We also got data on summer activities such as the Military Individual Advanced Development (MIAD) , Individual Advanced Development (IAD), and some miscellaneous activities. We did not use these in our assessments (yet!), although no doubt there are interesting facts in the data about who and how USMA sent where during the summers.

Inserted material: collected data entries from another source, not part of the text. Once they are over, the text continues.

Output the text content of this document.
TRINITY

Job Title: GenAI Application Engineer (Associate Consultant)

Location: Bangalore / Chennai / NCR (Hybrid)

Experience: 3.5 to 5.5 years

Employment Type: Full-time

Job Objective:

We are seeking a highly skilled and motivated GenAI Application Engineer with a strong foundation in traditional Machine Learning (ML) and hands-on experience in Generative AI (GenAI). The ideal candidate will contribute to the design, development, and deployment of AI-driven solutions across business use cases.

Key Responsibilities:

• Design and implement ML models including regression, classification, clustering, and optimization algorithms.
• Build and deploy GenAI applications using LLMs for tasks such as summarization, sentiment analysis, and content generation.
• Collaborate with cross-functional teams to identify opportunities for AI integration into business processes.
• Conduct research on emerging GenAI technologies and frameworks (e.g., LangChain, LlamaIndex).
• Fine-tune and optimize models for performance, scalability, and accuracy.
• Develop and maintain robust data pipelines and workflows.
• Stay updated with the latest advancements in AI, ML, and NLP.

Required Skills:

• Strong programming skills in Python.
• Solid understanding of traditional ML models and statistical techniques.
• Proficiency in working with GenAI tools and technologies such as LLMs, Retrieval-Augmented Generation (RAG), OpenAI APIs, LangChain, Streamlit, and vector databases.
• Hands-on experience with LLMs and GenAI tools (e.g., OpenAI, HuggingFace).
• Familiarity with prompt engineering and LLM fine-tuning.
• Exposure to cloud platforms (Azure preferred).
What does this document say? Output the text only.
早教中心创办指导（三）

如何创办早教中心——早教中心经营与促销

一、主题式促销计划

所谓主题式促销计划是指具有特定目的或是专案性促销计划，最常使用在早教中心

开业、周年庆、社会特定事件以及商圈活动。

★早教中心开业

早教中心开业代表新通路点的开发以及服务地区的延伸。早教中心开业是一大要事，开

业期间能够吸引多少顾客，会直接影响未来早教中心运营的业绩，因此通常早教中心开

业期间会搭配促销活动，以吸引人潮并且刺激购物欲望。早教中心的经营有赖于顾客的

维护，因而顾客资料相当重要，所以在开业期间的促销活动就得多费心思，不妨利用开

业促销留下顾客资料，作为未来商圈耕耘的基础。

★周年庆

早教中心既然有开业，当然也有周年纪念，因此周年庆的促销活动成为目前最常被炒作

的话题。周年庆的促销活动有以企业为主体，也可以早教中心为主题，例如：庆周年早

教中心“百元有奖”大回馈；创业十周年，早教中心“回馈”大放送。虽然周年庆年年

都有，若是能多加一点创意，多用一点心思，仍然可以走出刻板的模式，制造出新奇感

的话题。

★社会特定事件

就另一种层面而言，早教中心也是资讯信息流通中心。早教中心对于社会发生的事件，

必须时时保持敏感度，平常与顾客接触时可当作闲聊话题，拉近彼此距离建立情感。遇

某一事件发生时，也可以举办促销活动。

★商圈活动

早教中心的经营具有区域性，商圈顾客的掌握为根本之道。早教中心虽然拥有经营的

As needed, we also added some fields for analysis purposes. For example, since the “Admitted” flag had only “N” values, we created an “Attended” flag column, using conditional logic on whether the cadet was assigned a 1st year Academic Year co or had a separation reason- meaning, the cadet actually attended West Point enough to get a separation or AY company. We’ll mention these as needed on any particular topics.
We are planning on posting this data after we get through examining some of the specific claims made by Heffington and USMA. Which will start, by the way, in the next post.
Thoughtful criticism and factual corrections are welcome.